Eksik istatistiklere göre dünyada 36 para birimi en az onda bir değer kaybederken, Türk lirası da yüzde 95 değer kaybetti.Vietnam Kalkanı, Tayland Bahtı, Filipin Pesosu ve Kore Canavarları son yıllarda yeni bir düşük seviyeye ulaştı.RMB'nin ABD doları dışındaki para birimlerinde değer kazanması, Renminbi'nin değer kaybı yalnızca ABD dolarına göredir.Yen, euro ve İngiliz sterlini açısından bakıldığında yuan hâlâ "değer kazanıyor".Güney Kore ve Japonya gibi ihracat odaklı ülkeler için para biriminin değer kaybetmesi ihracatın faydası anlamına gelir ve Renminbi'nin değer kaybetmesi açıkçası bu para birimleri kadar rekabetçi değildir ve elde edilen faydalar da önemli değildir.
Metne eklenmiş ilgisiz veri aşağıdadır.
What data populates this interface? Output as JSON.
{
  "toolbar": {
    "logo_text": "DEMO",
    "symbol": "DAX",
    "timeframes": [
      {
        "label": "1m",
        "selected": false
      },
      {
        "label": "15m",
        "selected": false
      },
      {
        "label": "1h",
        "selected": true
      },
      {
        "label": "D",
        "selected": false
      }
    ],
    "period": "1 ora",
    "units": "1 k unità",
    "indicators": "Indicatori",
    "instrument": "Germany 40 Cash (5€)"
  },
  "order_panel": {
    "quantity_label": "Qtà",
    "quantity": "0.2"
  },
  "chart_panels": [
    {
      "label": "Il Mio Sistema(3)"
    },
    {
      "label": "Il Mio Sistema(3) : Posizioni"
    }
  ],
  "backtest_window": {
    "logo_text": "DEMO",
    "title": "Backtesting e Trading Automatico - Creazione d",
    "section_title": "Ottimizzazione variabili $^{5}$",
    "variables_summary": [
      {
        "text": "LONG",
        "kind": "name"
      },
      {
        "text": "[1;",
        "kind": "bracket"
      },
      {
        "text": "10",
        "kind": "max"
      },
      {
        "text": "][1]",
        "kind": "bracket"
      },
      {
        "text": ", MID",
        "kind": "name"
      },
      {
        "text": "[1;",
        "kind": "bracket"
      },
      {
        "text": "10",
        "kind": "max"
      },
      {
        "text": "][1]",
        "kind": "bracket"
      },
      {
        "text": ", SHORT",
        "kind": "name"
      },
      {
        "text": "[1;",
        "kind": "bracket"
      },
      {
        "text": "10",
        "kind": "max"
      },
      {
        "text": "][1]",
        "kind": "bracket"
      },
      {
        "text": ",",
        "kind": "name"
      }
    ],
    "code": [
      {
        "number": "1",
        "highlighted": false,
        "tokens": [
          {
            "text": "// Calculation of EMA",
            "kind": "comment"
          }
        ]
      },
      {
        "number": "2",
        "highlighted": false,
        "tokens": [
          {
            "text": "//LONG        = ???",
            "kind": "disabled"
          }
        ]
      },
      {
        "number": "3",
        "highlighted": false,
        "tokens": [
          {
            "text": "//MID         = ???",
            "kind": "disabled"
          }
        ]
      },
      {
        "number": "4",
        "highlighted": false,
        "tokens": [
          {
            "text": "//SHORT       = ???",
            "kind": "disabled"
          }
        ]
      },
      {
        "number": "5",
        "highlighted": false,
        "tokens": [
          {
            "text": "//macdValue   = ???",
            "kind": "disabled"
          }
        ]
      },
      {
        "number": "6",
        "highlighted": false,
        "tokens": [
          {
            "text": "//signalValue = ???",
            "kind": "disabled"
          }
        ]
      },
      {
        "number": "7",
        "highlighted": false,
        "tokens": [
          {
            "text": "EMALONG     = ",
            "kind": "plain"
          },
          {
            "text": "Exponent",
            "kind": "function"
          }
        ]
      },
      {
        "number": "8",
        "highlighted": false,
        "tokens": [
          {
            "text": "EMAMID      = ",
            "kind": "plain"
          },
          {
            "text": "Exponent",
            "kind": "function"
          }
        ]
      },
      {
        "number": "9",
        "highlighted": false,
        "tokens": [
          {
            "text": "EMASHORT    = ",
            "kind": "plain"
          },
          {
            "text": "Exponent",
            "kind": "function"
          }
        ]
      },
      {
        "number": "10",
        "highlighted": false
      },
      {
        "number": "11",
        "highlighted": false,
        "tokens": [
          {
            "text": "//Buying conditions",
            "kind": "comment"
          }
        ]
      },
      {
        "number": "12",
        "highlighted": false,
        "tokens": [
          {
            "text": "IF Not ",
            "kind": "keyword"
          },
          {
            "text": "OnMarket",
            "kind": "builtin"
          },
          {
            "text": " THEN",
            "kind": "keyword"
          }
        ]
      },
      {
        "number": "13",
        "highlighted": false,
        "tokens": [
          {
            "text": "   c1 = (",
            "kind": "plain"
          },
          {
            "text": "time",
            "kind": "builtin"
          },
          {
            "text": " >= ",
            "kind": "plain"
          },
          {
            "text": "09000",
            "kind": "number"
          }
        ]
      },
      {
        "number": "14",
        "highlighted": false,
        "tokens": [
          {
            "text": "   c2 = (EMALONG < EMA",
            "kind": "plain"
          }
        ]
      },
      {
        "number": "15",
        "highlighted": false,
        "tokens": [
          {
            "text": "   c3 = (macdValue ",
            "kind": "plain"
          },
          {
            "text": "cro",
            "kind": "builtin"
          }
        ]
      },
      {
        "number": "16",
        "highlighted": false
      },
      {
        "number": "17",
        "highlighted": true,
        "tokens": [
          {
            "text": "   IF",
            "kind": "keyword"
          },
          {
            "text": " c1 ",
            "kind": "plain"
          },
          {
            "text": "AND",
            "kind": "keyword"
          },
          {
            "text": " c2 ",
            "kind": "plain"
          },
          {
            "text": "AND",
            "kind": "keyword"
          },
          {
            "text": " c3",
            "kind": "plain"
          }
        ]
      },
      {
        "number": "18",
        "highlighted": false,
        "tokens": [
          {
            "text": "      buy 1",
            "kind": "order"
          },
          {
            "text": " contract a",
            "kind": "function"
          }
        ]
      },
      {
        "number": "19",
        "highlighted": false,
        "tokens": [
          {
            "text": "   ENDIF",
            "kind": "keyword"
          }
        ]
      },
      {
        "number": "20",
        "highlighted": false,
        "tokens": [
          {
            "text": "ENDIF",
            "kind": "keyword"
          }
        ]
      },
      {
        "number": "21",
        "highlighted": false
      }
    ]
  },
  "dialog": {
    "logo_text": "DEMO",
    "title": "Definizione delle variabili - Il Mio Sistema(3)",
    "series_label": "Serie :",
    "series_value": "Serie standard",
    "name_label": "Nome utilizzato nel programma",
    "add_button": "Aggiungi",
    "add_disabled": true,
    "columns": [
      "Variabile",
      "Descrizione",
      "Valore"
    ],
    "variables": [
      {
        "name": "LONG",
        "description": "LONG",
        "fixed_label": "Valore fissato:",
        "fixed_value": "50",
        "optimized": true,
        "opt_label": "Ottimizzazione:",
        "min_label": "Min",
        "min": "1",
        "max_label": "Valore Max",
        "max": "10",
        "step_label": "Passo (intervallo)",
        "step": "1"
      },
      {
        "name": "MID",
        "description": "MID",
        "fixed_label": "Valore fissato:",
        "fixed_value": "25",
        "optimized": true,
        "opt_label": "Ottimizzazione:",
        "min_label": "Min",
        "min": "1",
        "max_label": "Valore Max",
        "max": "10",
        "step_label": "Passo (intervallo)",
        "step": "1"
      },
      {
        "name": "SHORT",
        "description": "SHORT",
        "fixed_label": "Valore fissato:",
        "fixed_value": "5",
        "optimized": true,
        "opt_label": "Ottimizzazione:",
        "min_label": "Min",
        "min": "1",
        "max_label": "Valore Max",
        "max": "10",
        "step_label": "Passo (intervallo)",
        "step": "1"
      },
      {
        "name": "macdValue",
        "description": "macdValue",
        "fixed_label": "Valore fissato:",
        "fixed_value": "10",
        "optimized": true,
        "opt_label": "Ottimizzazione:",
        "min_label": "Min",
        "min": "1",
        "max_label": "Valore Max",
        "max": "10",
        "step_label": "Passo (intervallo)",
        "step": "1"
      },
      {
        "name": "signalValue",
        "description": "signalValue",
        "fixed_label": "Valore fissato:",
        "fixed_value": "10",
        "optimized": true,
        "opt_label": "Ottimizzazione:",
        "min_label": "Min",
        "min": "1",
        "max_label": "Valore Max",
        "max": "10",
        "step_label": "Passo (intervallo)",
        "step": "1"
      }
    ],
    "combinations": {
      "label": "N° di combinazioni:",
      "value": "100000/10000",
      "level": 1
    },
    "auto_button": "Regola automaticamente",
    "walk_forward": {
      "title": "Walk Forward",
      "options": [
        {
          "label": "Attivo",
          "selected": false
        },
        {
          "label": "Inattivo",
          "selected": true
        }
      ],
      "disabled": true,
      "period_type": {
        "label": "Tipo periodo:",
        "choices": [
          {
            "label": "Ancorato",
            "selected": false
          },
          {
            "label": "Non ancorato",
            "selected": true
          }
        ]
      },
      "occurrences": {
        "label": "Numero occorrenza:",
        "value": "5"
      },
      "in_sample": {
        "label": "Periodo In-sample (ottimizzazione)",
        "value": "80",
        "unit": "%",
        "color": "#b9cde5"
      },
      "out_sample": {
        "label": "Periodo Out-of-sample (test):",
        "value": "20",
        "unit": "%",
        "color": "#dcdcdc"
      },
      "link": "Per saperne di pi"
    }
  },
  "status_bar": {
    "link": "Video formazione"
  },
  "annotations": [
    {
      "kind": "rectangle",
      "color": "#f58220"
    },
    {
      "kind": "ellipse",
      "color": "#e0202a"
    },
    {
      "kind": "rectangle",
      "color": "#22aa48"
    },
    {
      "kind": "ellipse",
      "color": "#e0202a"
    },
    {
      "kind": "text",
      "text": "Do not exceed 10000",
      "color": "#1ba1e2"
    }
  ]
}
Ekonomistler, küresel endişe yaratan döviz sıkılaştırma sorununun temel olarak Fed'in radikal faiz artırım politikasından kaynaklandığına dikkat çekti.Fed'in sıkılaştırmaya devam eden para politikasının dünya üzerinde yayılma etkisi olacak ve küresel ekonomiyi etkileyecektir.Bunun sonucunda bazı gelişmekte olan ekonomiler, kendi ülkelerindeki sermaye çıkışları, artan ithalat maliyetleri ve para birimlerinin değer kaybetmesi gibi yıkıcı etkilere sahip olup, yüksek borçlu gelişmekte olan ekonomilerle birlikte büyük ölçekli borç temerrütleri olasılığını da zorlamıştır.2022 yılı sonunda bu faiz artışı yurt içi ithalat ve ihracat ticaretinin iki yönlü baskı altında kalmasına neden olabilir ve kimya sektörü derinden etkilenebilir.2023'te rahatlamanın sağlanıp sağlanamayacağı ise bireysel performansa değil, dünyadaki birçok ekonominin ortak eylemlerine bağlı olacak.